By: Brett Axler, Casper Choffat, and Alo Lowry
In the three years since our first Live show, Chris Rock: Selective Outrage, we have witnessed an incredible expansion of our live content slate and the live operations that support it. From modest beginnings of streaming just one show per month, we are now capable of streaming over nine shows in a single day, reaching tens of millions of concurrent members. This post pulls back the curtain on the Live Operations teams that enable this rapid scale.
Humble Beginnings
In March 2023, the engineers who built Netflix’s first live streaming pipeline also operated it. There was no dedicated operations team or formal command center. All of our incident response playbooks were written for SVOD, and SLAs were not designed for the speed of live. For the first live shows on the platform, the engineers who designed what is described in earlier parts of this series monitored dashboards on laptops, coordinated over Slack, and troubleshot in real time while millions of members watched.
The physical setup matched the operational workflows: improvised. Temporary control rooms were put together in conference rooms.

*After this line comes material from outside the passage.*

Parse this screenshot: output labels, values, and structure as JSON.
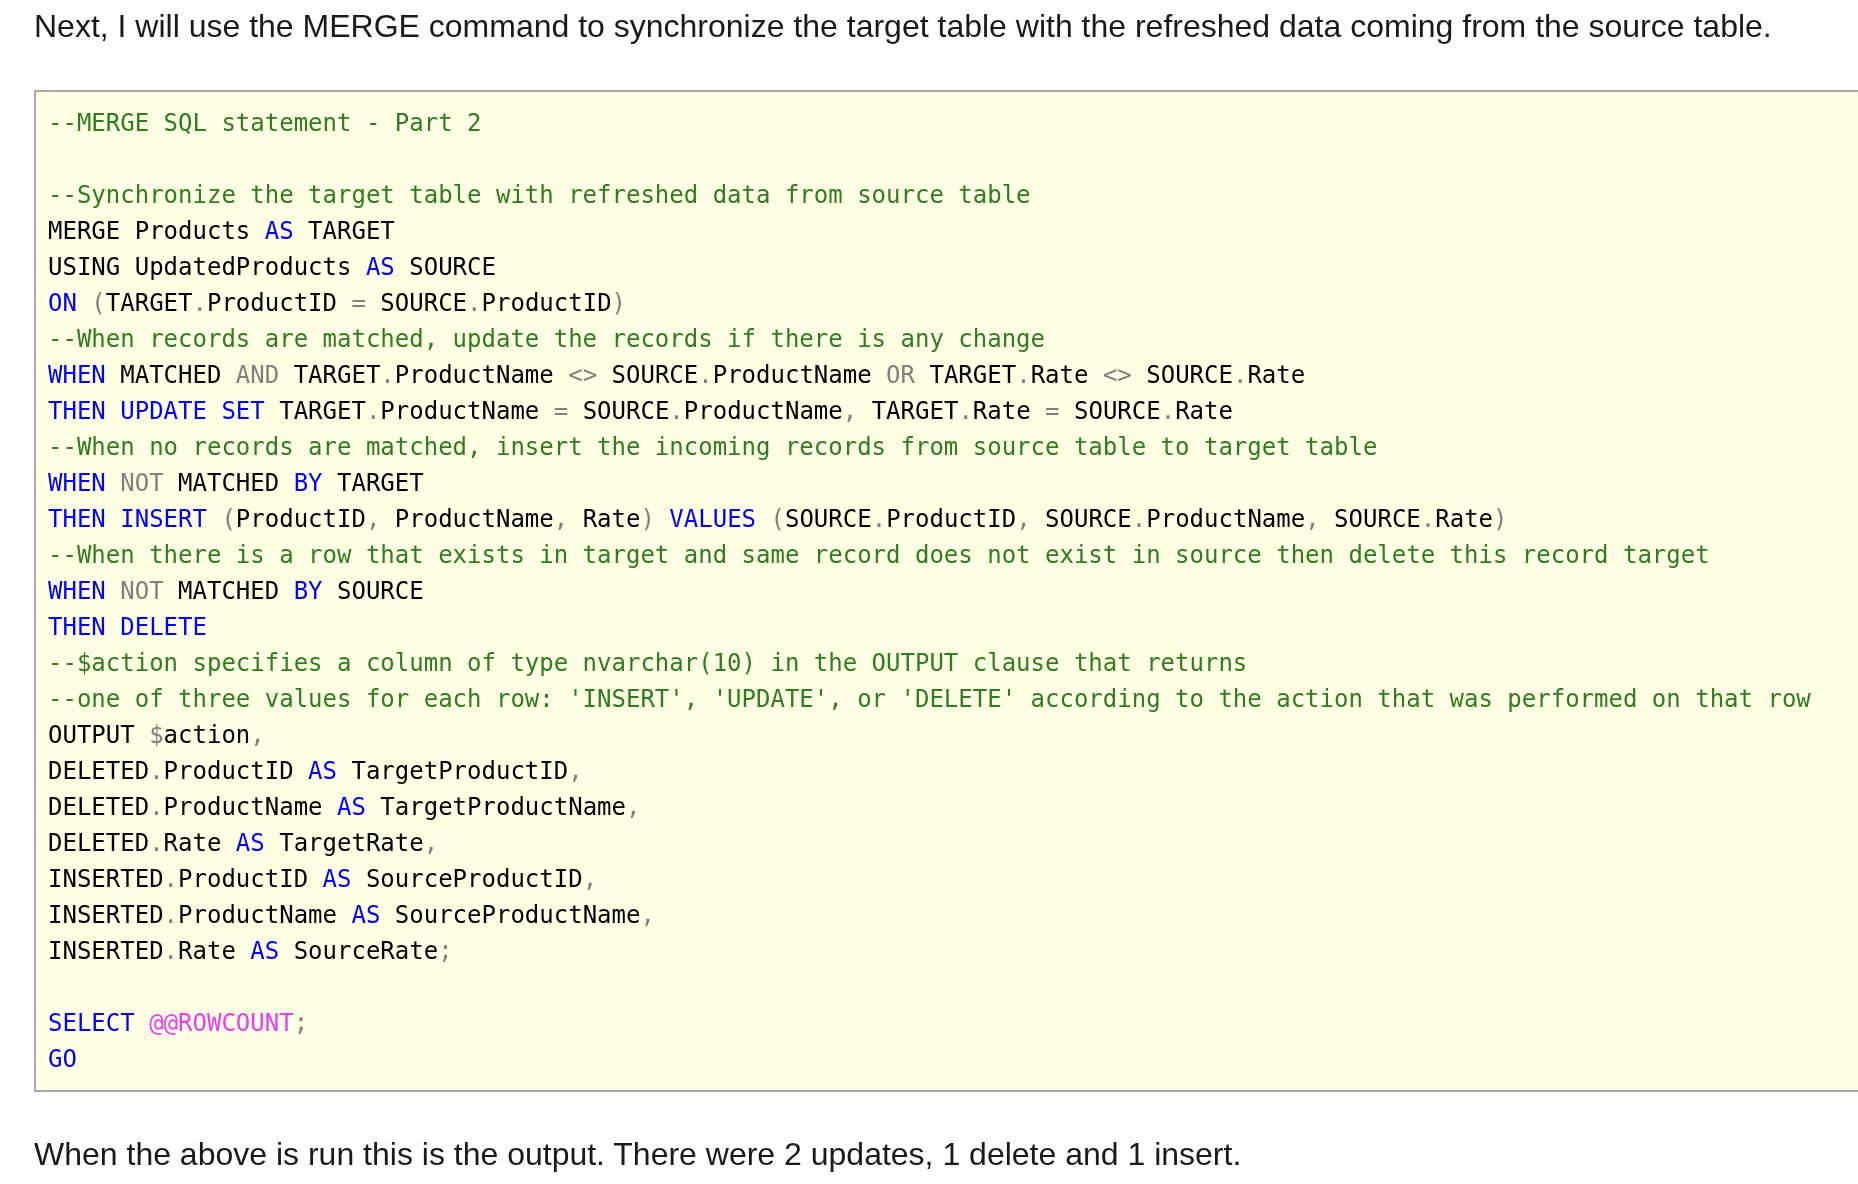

For larger events, Netflix rented third-party broadcast facilities, hardware control panels, multiviewers, and communication panels — the kind of infrastructure that established broadcast networks had built over decades. Every show was a team effort. Engineers and leadership at all levels were involved in every event. Each live show, regardless of size, was a massive effort to launch.
Last month, in March 2026, Netflix streamed the World Baseball Classic live to members in Japan. 47 matches over two weeks, with peak concurrent viewership exceeding 9.6 million accounts for a single game, operations running 24/7 from permanent facilities in Los Gatos and Los Angeles, with international coverage extending to Tokyo. In March alone, Netflix launched approximately 70 live events. That is three events shy of the total number Netflix streamed live in all of 2024. The technical systems that make this possible have been covered in detail across this series. What hasn’t been told is the operational story: the people, procedures, and facilities Netflix built to run those systems in real time, under pressure, with no ability to pause or roll back.
The Architecture of Live Operations
The Architecture of Live Operations: Evolving the Broadcast Operations Center
When a technology company transitions into live broadcasting, it faces a unique challenge: blending traditional broadcast television practices with massive-scale live-streaming engineering. At the heart of this intersection is the Broadcast Operations Center (BOC).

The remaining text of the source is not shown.